Based on this pan-genome graph (i.e., using pggb default setting) and visualisation, what is your interpretation of the DRB1 pan-genome? You can use odgi stats to obtain some basic statistics about the graph.

$ odgi stats -i *.og -S

How does the size of the graphs relate to the length of the individual genes used to invoke the graph?

Solution

There are at least three larger regions of rearrangements in the pan-genome graph. There are no large duplications in the graph, visualize by the self-depth plot. Moroever, one of the sequences is inverted, as visual from the plots. Interestingly, the total graph length is nearly double the length of most of the input sequences, suggesting that there is quite a high level of diversity in the graph between the sequences.

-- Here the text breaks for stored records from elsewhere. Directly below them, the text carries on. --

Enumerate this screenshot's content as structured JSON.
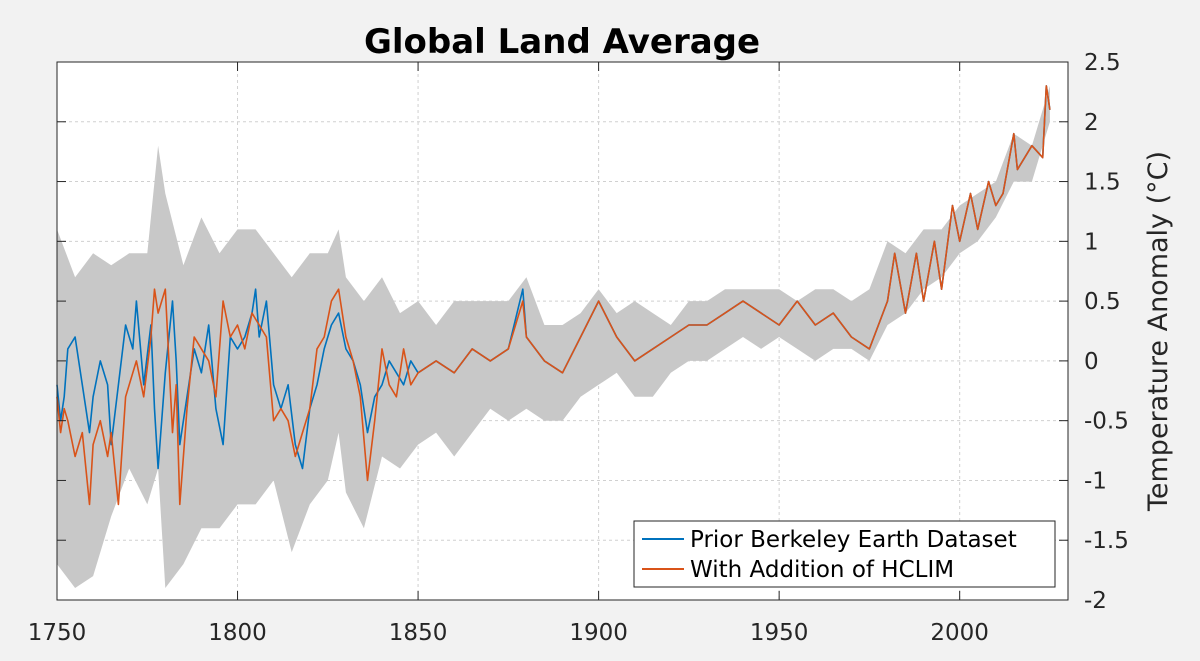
{
  "chart_data": {
    "type": "line",
    "title": "Global Land Average",
    "xlabel": "",
    "ylabel": "Temperature Anomaly (°C)",
    "xlim": [
      1750,
      2030
    ],
    "ylim": [
      -2,
      2.5
    ],
    "xticks": [
      1750,
      1800,
      1850,
      1900,
      1950,
      2000
    ],
    "yticks": [
      2.5,
      2,
      1.5,
      1,
      0.5,
      0,
      -0.5,
      -1,
      -1.5,
      -2
    ],
    "xtick_labels": [
      "1750",
      "1800",
      "1850",
      "1900",
      "1950",
      "2000"
    ],
    "ytick_labels": [
      "2.5",
      "2",
      "1.5",
      "1",
      "0.5",
      "0",
      "-0.5",
      "-1",
      "-1.5",
      "-2"
    ],
    "grid": true,
    "y_axis_side": "right",
    "legend_position": "bottom-right",
    "uncertainty_band": {
      "color": "#c8c8c8",
      "x": [
        1750,
        1755,
        1760,
        1765,
        1770,
        1775,
        1778,
        1780,
        1785,
        1790,
        1795,
        1800,
        1805,
        1810,
        1815,
        1820,
        1825,
        1828,
        1830,
        1835,
        1840,
        1845,
        1850,
        1855,
        1860,
        1865,
        1870,
        1875,
        1880,
        1885,
        1890,
        1895,
        1900,
        1905,
        1910,
        1915,
        1920,
        1925,
        1930,
        1935,
        1940,
        1945,
        1950,
        1955,
        1960,
        1965,
        1970,
        1975,
        1980,
        1985,
        1990,
        1995,
        2000,
        2005,
        2010,
        2015,
        2020,
        2025
      ],
      "upper": [
        1.1,
        0.7,
        0.9,
        0.8,
        0.9,
        0.9,
        1.8,
        1.4,
        0.8,
        1.2,
        0.9,
        1.1,
        1.1,
        0.9,
        0.7,
        0.9,
        0.9,
        1.1,
        0.7,
        0.5,
        0.7,
        0.4,
        0.5,
        0.3,
        0.5,
        0.5,
        0.5,
        0.5,
        0.7,
        0.3,
        0.3,
        0.4,
        0.6,
        0.4,
        0.5,
        0.4,
        0.3,
        0.5,
        0.5,
        0.6,
        0.6,
        0.6,
        0.6,
        0.5,
        0.6,
        0.6,
        0.5,
        0.6,
        1.0,
        0.9,
        1.1,
        1.1,
        1.3,
        1.4,
        1.5,
        1.9,
        1.8,
        2.3
      ],
      "lower": [
        -1.7,
        -1.9,
        -1.8,
        -1.3,
        -0.9,
        -1.2,
        -0.9,
        -1.9,
        -1.7,
        -1.4,
        -1.4,
        -1.2,
        -1.2,
        -1.0,
        -1.6,
        -1.2,
        -1.0,
        -0.6,
        -1.1,
        -1.4,
        -0.8,
        -0.9,
        -0.7,
        -0.6,
        -0.8,
        -0.6,
        -0.4,
        -0.5,
        -0.4,
        -0.5,
        -0.5,
        -0.3,
        -0.2,
        -0.1,
        -0.3,
        -0.3,
        -0.1,
        0.0,
        0.0,
        0.1,
        0.2,
        0.1,
        0.2,
        0.1,
        0.0,
        0.1,
        0.1,
        0.0,
        0.3,
        0.4,
        0.6,
        0.7,
        0.9,
        1.0,
        1.2,
        1.5,
        1.5,
        2.0
      ]
    },
    "series": [
      {
        "name": "Prior Berkeley Earth Dataset",
        "color": "#0072bd",
        "x": [
          1750,
          1751,
          1752,
          1753,
          1755,
          1757,
          1759,
          1760,
          1762,
          1764,
          1765,
          1767,
          1769,
          1771,
          1772,
          1774,
          1776,
          1777,
          1778,
          1780,
          1782,
          1783,
          1784,
          1786,
          1788,
          1790,
          1792,
          1794,
          1796,
          1798,
          1800,
          1802,
          1804,
          1805,
          1806,
          1808,
          1810,
          1812,
          1814,
          1816,
          1818,
          1820,
          1822,
          1824,
          1826,
          1828,
          1830,
          1832,
          1834,
          1836,
          1838,
          1840,
          1842,
          1844,
          1846,
          1848,
          1850,
          1855,
          1860,
          1865,
          1870,
          1875,
          1879,
          1880,
          1885,
          1890,
          1895,
          1900,
          1905,
          1910,
          1915,
          1920,
          1925,
          1930,
          1935,
          1940,
          1945,
          1950,
          1955,
          1960,
          1965,
          1970,
          1975,
          1980,
          1982,
          1985,
          1988,
          1990,
          1993,
          1995,
          1998,
          2000,
          2003,
          2005,
          2008,
          2010,
          2012,
          2015,
          2016,
          2018,
          2020,
          2023,
          2024,
          2025
        ],
        "values": [
          -0.2,
          -0.5,
          -0.3,
          0.1,
          0.2,
          -0.2,
          -0.6,
          -0.3,
          0.0,
          -0.2,
          -0.7,
          -0.2,
          0.3,
          0.1,
          0.5,
          -0.2,
          0.3,
          -0.4,
          -0.9,
          -0.1,
          0.5,
          0.0,
          -0.7,
          -0.3,
          0.1,
          -0.1,
          0.3,
          -0.4,
          -0.7,
          0.2,
          0.1,
          0.2,
          0.4,
          0.6,
          0.2,
          0.5,
          -0.2,
          -0.4,
          -0.2,
          -0.7,
          -0.9,
          -0.4,
          -0.2,
          0.1,
          0.3,
          0.4,
          0.1,
          0.0,
          -0.2,
          -0.6,
          -0.3,
          -0.2,
          0.0,
          -0.1,
          -0.2,
          0.0,
          -0.1,
          0.0,
          -0.1,
          0.1,
          0.0,
          0.1,
          0.6,
          0.2,
          0.0,
          -0.1,
          0.2,
          0.5,
          0.2,
          0.0,
          0.1,
          0.2,
          0.3,
          0.3,
          0.4,
          0.5,
          0.4,
          0.3,
          0.5,
          0.3,
          0.4,
          0.2,
          0.1,
          0.5,
          0.9,
          0.4,
          0.9,
          0.5,
          1.0,
          0.6,
          1.3,
          1.0,
          1.4,
          1.1,
          1.5,
          1.3,
          1.4,
          1.9,
          1.6,
          1.7,
          1.8,
          1.7,
          2.3,
          2.1
        ]
      },
      {
        "name": "With Addition of HCLIM",
        "color": "#d95319",
        "x": [
          1750,
          1751,
          1752,
          1753,
          1755,
          1757,
          1758,
          1759,
          1760,
          1762,
          1764,
          1765,
          1767,
          1769,
          1771,
          1772,
          1774,
          1776,
          1777,
          1778,
          1780,
          1782,
          1783,
          1784,
          1786,
          1788,
          1790,
          1792,
          1794,
          1796,
          1798,
          1800,
          1802,
          1804,
          1806,
          1808,
          1810,
          1812,
          1814,
          1816,
          1818,
          1820,
          1822,
          1824,
          1826,
          1828,
          1830,
          1832,
          1834,
          1836,
          1838,
          1840,
          1842,
          1844,
          1846,
          1848,
          1850,
          1855,
          1860,
          1865,
          1870,
          1875,
          1879,
          1880,
          1885,
          1890,
          1895,
          1900,
          1905,
          1910,
          1915,
          1920,
          1925,
          1930,
          1935,
          1940,
          1945,
          1950,
          1955,
          1960,
          1965,
          1970,
          1975,
          1980,
          1982,
          1985,
          1988,
          1990,
          1993,
          1995,
          1998,
          2000,
          2003,
          2005,
          2008,
          2010,
          2012,
          2015,
          2016,
          2018,
          2020,
          2023,
          2024,
          2025
        ],
        "values": [
          -0.3,
          -0.6,
          -0.4,
          -0.5,
          -0.8,
          -0.6,
          -0.9,
          -1.2,
          -0.7,
          -0.5,
          -0.8,
          -0.6,
          -1.2,
          -0.3,
          -0.1,
          0.0,
          -0.3,
          0.2,
          0.6,
          0.4,
          0.6,
          -0.6,
          -0.2,
          -1.2,
          -0.4,
          0.2,
          0.1,
          0.0,
          -0.3,
          0.5,
          0.2,
          0.3,
          0.1,
          0.4,
          0.3,
          0.2,
          -0.5,
          -0.4,
          -0.5,
          -0.8,
          -0.6,
          -0.4,
          0.1,
          0.2,
          0.5,
          0.6,
          0.2,
          0.0,
          -0.3,
          -1.0,
          -0.5,
          0.1,
          -0.2,
          -0.3,
          0.1,
          -0.2,
          -0.1,
          0.0,
          -0.1,
          0.1,
          0.0,
          0.1,
          0.5,
          0.2,
          0.0,
          -0.1,
          0.2,
          0.5,
          0.2,
          0.0,
          0.1,
          0.2,
          0.3,
          0.3,
          0.4,
          0.5,
          0.4,
          0.3,
          0.5,
          0.3,
          0.4,
          0.2,
          0.1,
          0.5,
          0.9,
          0.4,
          0.9,
          0.5,
          1.0,
          0.6,
          1.3,
          1.0,
          1.4,
          1.1,
          1.5,
          1.3,
          1.4,
          1.9,
          1.6,
          1.7,
          1.8,
          1.7,
          2.3,
          2.1
        ]
      }
    ]
  }
}
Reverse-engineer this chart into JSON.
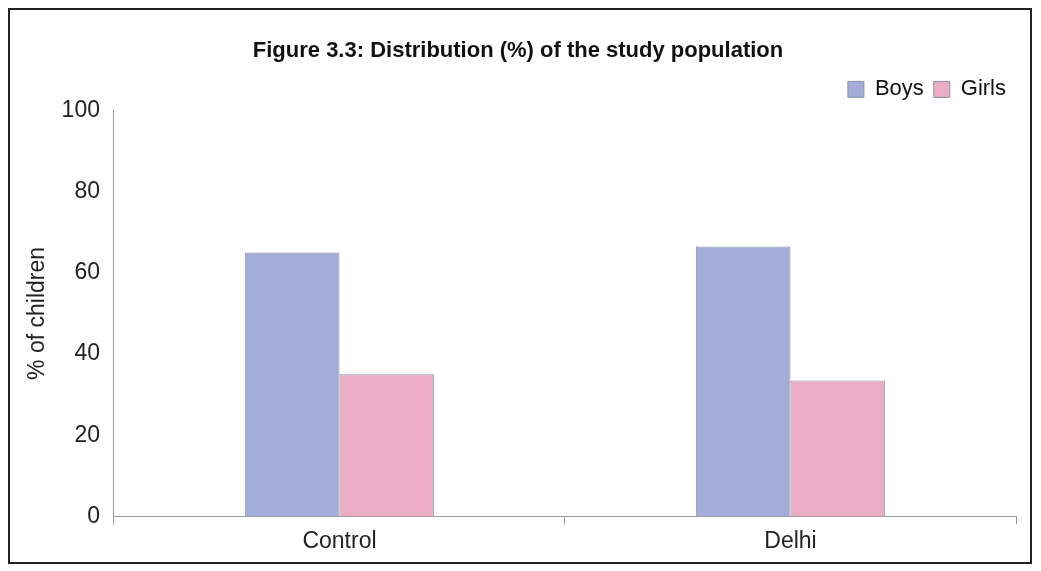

We can look into a simple representation of the alignments that underly the graph generation. These are stored in a *paf file. We can visualize these with

$ paf2dot png small DRB1-3123.fa.bf3285f.alignments.wfmash.paf 

You can transfer the output file to your local machine. As you can see from the alignments, and also visible from the graph, one of the sequences is inverted (tip: sequences inverted to increase readability are indicated with a *).

The effect of parameters on pan-genome graph reconstruction

Changes in the parameters have a significant impact on the generation of the pan-genome graph. We will take a look at three main parameters of pggb, -p, -k, and -s.

The -p setting affects the level of pairwise divergence that’s accepted in the mapping step. We will now make the alignment more stringent by changing -p to 95%.

 $ pggb -i DRB1-3123.fa -p 95 -n 12 -t 2 -o DRB1_3123.1_p95

It is clearly visible in the diagnostic plots, but also in the alignment file, that the graph has been broken into isolated components formed by sets of sequences that have >95% pairwise identity. You can also check this by obtaining the length of the graph with odgi statss.

Another key parameter is -k. This filter removes exact matches from alignments that are shorter than -k. Short matches can also occur in regions of higher diversity. In practice, these short matches contribute little to the overall structure of the graph, and we can remove them to further simplify the base graph structure.

Exercise

What happens if we increase the length of the matches to 47?.

Solution

The graph starts to become “braided”, where regions previously aligned due to short matches are not longer joined. We might say that it is under-aligned.

Pangenome variation graphs built by pggb are based on homology mappings. The homology maps are built using segments of a fixed size, rather than short k-mers, which makes them suitable for quickly finding high-level patterns of homology.

You can think of -s as a seed length for the mappings. It defaults to 5kb, which testing has shown to provide a good tradeoff for computational efficiency, graph collinearity, and SV breakpoint detection. Setting it much higher can start to reduce sensitivity to small homologies.

Increasing -s to >10 kb results in a touch of “underalignment”. On of the sequences is not aligned into the graph, and two more are only partially aligned, resulting in the appearance of a new graph tip.

This highlights that pan-genome graph genome graph generation is sensitive to the parameters used. It is important to that parameter settings for whole genomes and chromosomes often are more stringent than those we have tested here.

Key Points

• You can generate a pan-genome graph using pggb.

• You can critically evaluate technical and biological factors that can shape a pan-genome graph.